The White House's delusions about Venezuelan oil and other resources no longer seem to be sufficiently camouflaged. The supposed war on drug trafficking is a mask that has long since fallen. However, the aggression is now in its 25th week, and one after another, its hegemonic intentions are being revealed.
Not content with recently stealing a very important asset of the South American nation's energy heritage, Citgo, using fraudulent judicial mechanisms, or with capturing a Venezuelan oil tanker in the Caribbean Sea last week, yesterday U.S. President Donald Trump announced on Truth Social that he was ordering "the total and complete blockade of all sanctioned oil tankers entering and leaving Venezuela."
That nation "is completely surrounded by the largest Navy ever assembled in the history of South America," said the U.S. president, continuing his blackmail: "It will only grow, and the impact on them will be like nothing they have ever seen before, until they return to the United States all the oil, land, and other assets they previously stole from us."
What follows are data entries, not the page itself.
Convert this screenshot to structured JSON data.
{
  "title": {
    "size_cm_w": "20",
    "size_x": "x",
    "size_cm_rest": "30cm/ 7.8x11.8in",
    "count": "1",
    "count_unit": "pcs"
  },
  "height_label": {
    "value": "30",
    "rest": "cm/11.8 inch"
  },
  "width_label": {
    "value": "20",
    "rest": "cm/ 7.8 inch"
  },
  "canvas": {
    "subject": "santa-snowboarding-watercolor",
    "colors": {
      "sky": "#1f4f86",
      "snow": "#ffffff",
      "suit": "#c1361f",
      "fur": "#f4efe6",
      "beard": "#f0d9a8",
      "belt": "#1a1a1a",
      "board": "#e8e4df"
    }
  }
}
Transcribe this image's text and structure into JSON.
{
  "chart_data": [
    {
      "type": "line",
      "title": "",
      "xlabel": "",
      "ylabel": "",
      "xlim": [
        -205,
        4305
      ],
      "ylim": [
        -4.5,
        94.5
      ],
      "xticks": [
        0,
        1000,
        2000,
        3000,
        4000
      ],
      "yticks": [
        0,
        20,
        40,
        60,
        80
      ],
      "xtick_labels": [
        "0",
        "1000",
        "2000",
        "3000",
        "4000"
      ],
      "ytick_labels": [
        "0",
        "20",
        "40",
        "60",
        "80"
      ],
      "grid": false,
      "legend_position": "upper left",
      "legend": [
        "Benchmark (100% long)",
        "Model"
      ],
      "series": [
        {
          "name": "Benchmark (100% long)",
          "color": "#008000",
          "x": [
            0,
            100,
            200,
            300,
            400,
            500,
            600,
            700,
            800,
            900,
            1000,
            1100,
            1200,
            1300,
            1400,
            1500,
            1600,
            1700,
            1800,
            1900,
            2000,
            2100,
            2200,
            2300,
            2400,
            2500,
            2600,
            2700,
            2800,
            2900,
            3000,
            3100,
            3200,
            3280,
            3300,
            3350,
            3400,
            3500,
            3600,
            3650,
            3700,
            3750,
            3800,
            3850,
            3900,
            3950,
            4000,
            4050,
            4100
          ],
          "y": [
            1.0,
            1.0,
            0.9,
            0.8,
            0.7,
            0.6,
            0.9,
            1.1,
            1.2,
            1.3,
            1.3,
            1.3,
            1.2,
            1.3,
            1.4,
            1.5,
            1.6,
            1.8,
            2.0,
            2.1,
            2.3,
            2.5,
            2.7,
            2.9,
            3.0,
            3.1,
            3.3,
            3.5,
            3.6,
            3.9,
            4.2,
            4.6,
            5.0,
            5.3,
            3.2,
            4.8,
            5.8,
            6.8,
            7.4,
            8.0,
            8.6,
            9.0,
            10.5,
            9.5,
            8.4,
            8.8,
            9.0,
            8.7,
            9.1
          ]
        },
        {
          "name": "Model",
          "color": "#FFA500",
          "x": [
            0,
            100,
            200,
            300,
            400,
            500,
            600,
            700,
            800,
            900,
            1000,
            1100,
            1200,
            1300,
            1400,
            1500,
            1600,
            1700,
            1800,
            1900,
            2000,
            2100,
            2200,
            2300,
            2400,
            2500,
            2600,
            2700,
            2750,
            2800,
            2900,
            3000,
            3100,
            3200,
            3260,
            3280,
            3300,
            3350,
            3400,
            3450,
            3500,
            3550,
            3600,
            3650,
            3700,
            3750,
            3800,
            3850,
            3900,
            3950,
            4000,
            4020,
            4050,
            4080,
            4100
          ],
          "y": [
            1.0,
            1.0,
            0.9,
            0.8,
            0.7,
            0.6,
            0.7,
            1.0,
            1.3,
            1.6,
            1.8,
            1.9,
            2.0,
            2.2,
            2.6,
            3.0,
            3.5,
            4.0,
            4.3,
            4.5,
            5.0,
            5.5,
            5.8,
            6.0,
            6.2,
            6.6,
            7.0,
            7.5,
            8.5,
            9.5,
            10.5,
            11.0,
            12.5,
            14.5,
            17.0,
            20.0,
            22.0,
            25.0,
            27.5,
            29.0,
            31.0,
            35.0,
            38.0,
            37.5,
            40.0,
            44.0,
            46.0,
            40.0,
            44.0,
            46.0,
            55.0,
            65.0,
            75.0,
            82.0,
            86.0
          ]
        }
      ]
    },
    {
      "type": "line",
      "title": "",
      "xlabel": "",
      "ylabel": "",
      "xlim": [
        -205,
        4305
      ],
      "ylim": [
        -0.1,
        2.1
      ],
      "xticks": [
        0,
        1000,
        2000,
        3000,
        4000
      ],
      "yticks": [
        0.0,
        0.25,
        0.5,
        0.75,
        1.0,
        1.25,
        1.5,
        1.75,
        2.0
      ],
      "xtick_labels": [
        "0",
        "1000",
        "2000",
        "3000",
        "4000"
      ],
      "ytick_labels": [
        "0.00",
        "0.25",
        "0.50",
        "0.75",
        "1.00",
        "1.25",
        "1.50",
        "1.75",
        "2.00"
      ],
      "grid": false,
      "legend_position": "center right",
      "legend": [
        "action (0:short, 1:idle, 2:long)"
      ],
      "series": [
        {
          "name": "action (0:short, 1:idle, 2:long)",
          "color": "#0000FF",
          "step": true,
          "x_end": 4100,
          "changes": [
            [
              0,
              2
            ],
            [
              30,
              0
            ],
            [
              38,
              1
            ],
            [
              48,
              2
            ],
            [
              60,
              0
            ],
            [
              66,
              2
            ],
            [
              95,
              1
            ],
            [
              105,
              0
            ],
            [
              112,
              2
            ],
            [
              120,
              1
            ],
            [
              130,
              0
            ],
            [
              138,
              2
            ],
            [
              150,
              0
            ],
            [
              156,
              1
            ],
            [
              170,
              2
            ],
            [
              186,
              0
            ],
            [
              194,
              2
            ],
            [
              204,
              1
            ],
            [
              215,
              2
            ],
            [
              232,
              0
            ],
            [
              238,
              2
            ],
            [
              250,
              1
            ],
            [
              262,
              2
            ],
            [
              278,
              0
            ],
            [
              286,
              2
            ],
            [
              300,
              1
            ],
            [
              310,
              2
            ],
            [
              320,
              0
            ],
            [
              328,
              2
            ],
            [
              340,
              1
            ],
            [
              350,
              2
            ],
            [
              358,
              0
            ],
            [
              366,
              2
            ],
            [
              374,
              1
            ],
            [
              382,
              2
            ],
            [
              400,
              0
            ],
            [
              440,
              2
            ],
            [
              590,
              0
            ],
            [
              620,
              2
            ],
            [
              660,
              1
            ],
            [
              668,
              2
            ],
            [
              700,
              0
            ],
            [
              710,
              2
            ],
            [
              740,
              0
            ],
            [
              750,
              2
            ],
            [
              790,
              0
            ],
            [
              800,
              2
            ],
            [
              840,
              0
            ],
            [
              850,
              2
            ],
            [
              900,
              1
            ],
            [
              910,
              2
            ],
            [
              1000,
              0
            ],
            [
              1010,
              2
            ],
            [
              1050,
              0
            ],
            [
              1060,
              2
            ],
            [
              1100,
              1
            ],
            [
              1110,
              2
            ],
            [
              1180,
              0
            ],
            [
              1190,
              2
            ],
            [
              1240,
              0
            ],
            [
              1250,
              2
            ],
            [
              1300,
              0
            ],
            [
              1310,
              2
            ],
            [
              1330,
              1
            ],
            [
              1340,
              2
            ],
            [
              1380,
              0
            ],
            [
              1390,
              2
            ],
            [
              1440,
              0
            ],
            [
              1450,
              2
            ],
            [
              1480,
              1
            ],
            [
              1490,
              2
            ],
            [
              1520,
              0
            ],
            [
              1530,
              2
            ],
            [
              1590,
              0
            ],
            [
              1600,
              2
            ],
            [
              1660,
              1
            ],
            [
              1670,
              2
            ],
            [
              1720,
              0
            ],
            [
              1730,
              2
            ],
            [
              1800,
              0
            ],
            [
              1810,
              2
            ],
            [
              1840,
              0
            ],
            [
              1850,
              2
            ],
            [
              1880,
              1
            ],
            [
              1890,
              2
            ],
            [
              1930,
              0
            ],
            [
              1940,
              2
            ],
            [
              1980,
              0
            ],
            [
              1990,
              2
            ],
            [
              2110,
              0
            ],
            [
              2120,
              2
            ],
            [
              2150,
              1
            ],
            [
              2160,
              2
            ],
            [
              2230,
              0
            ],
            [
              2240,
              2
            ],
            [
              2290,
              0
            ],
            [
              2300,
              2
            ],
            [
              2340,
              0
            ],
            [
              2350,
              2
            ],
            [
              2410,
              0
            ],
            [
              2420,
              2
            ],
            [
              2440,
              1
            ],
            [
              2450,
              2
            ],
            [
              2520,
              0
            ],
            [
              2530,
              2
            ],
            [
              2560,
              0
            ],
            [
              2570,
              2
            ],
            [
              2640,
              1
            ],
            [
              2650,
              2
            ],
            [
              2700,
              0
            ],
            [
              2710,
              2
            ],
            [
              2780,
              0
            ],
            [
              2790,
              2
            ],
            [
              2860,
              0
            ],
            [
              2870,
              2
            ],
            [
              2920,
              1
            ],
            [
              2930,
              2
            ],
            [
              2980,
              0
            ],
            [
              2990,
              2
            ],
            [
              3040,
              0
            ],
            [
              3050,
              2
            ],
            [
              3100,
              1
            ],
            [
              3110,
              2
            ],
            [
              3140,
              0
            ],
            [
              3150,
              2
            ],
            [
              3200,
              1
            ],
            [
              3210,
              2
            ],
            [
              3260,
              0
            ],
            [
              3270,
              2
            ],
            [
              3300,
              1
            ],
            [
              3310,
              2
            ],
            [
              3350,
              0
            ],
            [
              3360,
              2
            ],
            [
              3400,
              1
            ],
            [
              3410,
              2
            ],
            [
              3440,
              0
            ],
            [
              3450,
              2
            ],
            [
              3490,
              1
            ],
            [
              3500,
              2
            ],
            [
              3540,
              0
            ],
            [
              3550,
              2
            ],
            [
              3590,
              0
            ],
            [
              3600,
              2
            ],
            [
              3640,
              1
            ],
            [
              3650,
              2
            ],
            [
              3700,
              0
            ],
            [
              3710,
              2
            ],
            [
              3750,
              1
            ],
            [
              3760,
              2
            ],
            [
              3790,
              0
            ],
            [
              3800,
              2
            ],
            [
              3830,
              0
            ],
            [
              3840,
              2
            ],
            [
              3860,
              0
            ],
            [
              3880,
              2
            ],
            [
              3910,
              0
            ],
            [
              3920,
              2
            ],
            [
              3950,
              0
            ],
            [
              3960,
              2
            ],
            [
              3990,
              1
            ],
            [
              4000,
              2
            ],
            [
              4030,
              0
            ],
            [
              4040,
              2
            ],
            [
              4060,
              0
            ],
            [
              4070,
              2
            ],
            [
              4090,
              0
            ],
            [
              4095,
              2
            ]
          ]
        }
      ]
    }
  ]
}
The Bolivarian government emphasized in a statement that this is a "grotesque, reckless, and serious threat" against the integrity and sovereign rights of the Republic, which violates international law, free trade, and free navigation.
The Republican assumes that the oil, land, and mineral wealth of the Bolivarian homeland "are his property," the document states, while emphasizing, as Washington's true aspiration, the usurpation of those resources through "gigantic campaigns of lies and manipulation."
The president also lashed out at migrants—another of his fashionable whims—by asserting that "the foreigners and criminals that the Maduro regime has sent to the United States during the weak and inept Biden administration are being returned at a rapid pace." This is unequivocal proof that the imperialist psychological warfare aims to subdue the Venezuelan decision-making force, the people.
On the other hand, let us remember that there is currently a $50 million bounty on the head of Venezuelan President Nicolás Maduro, as he has been accused of leading the non-existent Cartel of the Suns.
Thus, the escalation in pressure to destabilize the people includes, in addition to slander and military aggression, maritime piracy, because aerial piracy has already been used previously. Trump's chief of staff, Susie Wiles, made this clear in an interview with Vanity Fair: "He wants to keep flying ships until Maduro surrenders."
These actions are part of the regime change strategy necessary to not only subdue Venezuela, but also the nations in the area that oppose his illegal interventionism and defend sovereignty and self-determination as their banners.